# European Portuguese couple looking for permanent Aussie lifestyle



## mjsilva (May 19, 2011)

Hi there,

Me and my GF/Wife (dunno what to call it anymore after 10yrs together  ) have been speaking in immigrate for a time now, when we look at the map we need to find a place with the weather like Portugal, beaches and a nice life quality.

We rolled out a few places before looking to Australia, here are our thoughts:

*England*: Too rainy, too cold!
*USA*: Crazy country with a lot of weapons and they like too much to be at war, and with the recession they are worst than Europe.
*Canada*: Well... I dunno, I know a couple of Canadians and they are really nice people, but we can't survive without good weather and beaches 
*Other European countries*: Language is definitely a barrier.

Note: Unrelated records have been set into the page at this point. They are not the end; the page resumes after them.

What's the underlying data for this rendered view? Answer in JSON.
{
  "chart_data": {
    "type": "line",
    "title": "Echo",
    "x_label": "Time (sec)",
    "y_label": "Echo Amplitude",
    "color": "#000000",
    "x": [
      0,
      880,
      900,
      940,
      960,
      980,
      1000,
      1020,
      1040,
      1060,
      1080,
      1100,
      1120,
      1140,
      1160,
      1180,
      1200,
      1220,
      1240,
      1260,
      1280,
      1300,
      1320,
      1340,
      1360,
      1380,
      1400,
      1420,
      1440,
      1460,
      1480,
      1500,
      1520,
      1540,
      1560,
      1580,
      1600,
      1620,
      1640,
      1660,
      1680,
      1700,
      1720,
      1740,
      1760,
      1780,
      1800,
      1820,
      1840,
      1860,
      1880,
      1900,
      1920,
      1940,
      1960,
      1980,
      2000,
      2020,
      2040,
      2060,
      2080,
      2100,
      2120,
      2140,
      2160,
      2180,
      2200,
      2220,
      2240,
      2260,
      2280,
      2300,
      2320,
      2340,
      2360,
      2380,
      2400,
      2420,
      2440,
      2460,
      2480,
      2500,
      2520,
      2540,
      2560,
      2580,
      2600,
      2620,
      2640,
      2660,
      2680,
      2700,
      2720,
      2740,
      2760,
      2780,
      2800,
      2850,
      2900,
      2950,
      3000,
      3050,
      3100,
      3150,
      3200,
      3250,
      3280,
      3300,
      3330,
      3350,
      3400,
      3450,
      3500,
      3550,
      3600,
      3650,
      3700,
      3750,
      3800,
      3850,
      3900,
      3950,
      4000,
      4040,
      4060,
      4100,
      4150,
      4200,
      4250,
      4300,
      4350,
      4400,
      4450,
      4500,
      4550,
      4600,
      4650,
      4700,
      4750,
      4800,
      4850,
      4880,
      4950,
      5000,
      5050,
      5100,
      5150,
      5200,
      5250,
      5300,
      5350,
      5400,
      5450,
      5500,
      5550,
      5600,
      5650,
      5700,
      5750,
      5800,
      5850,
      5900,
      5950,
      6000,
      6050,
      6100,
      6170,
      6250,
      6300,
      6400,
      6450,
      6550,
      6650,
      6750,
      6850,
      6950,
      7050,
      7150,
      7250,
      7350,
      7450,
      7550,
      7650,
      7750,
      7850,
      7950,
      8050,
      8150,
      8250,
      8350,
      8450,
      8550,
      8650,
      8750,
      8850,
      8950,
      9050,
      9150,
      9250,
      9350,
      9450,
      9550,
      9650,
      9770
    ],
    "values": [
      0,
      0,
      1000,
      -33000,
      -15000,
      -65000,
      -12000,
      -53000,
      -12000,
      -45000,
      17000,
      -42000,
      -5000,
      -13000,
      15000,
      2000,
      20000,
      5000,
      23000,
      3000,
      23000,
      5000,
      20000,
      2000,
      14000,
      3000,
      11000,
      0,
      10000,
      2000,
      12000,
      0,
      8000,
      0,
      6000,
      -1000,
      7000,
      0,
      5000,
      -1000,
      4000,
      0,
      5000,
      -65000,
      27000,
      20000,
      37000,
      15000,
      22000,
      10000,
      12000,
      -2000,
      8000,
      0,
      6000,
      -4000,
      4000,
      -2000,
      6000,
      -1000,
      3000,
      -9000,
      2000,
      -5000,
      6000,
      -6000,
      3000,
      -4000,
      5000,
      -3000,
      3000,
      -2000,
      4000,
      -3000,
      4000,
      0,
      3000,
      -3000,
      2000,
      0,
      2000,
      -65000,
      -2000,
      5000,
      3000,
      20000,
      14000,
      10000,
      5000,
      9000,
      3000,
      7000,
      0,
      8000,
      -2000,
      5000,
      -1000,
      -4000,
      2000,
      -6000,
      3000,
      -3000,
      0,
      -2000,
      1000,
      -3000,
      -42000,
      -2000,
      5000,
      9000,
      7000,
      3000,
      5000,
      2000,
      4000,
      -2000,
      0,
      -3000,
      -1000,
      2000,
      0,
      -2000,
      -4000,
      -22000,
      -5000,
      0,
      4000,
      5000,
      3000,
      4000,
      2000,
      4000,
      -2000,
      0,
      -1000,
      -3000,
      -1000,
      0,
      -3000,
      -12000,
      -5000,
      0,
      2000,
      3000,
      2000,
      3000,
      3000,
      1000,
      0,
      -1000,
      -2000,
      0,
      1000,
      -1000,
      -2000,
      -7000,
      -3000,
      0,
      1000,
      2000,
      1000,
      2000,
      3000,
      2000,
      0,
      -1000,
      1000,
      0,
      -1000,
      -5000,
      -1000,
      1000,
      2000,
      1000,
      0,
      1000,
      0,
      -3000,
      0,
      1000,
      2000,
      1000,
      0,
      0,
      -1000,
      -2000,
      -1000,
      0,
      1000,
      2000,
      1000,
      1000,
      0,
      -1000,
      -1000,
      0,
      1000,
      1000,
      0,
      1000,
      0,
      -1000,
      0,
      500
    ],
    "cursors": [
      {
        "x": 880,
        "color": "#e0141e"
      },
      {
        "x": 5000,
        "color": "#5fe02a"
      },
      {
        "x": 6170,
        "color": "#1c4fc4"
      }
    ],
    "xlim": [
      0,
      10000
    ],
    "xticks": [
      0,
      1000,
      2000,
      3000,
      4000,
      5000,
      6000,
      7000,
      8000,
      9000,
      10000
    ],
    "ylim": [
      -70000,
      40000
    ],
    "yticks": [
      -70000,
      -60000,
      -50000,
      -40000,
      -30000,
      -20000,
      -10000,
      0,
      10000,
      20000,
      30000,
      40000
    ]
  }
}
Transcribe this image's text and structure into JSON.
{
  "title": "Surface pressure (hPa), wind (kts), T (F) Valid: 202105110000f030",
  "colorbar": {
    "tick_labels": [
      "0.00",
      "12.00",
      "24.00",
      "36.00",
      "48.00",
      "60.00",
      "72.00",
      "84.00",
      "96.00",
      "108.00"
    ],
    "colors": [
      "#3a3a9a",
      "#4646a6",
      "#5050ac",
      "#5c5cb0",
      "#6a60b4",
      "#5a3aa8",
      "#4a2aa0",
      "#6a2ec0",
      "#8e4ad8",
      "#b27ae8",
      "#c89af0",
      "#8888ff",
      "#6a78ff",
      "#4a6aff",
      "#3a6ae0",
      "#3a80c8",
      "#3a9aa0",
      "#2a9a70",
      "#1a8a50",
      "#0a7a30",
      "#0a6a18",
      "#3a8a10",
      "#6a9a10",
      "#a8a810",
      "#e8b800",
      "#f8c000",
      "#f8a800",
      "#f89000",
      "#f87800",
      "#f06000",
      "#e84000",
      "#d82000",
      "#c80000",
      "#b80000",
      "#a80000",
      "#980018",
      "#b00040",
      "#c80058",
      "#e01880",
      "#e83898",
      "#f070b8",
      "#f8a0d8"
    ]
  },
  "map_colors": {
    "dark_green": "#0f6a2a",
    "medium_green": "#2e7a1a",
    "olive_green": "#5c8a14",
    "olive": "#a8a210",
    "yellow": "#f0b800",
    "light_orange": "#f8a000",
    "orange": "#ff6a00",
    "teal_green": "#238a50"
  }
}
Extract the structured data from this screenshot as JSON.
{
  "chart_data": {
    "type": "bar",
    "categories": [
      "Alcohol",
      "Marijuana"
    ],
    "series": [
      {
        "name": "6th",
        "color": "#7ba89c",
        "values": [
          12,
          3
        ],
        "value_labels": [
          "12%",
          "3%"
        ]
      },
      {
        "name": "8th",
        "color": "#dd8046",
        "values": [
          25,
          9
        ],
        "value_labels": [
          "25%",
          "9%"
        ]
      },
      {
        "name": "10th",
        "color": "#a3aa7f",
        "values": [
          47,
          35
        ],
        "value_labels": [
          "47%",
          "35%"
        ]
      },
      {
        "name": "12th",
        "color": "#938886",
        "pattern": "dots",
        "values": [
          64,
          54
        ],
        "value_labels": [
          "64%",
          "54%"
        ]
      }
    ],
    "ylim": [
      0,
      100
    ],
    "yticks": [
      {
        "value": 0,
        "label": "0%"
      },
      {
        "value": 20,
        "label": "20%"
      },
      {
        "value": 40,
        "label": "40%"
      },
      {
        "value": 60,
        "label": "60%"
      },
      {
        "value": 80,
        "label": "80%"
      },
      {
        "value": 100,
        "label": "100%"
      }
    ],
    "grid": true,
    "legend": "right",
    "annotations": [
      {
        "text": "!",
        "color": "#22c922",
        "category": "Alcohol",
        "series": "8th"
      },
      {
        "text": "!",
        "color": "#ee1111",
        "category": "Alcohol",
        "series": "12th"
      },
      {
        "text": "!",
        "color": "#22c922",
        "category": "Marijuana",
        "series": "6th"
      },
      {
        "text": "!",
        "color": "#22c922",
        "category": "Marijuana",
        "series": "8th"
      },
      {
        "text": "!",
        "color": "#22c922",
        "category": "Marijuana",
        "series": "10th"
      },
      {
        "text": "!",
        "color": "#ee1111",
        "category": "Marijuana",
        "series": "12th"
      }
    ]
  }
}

So, Australia seems a proper choice, good weather good people and a nice lifestyle.

_What makes us to want to immigrate you ask?_
Well, we are both in late 20's if it's not now, most likely it will never be, we only live once might just get as much experience as possible, living in a different country is definitely a good life experience and a challenge.

*Our professional background:*

*Me:*
I'm an IT guy with a beard and all, I've done a lot in this area starting as a 1 tier Help-desk to 2nd tier, SysAdmin (certificated by Red Hat) and currently I'm a developer (using PHP as main language) and a database annalist I've built a ERP/CMS for a major ISP in Portugal connected with SAP B1 with a dot NET webservice using SAP DIAPI.

Technical stuff aside, I have 5 year of experience in several areas of IT.

*She:*
Landscape Architect with 3years of experience with a lot of projects done from begin to end, and a good portfolio.

*The questions (sorry for the delay  ):*
1) What are the chances of Aussies accepting us in their country?

2) How are the jobs offers in our areas, I've looked at seek and at least for IT there's a lot of them, and for Landscape Arq. there's some, how hard is too secure a job with our experience in lets say Sydney?

3) I have two good friends that have double nationality, PT and AU, they are currently living in PT, but thinking in moving to AU, can they help me in any way with the VISA?

4) We've being talking to informationplanet[dot]com to help us getting everything we need, do you know this company, are they trusty? They look/sound trusty at least...

5) We are thinking in getting a student VISA so we can enroll in a English course while we look for a job and a sponsor, anything wrong with this strategy?

Sorry, for the long post I think I got little over enthusiast, and please any wrong English please correct me, I want to learn 

Cheers, and hopefully will see you at beers and barbeque near a pacific ocean beach!


----------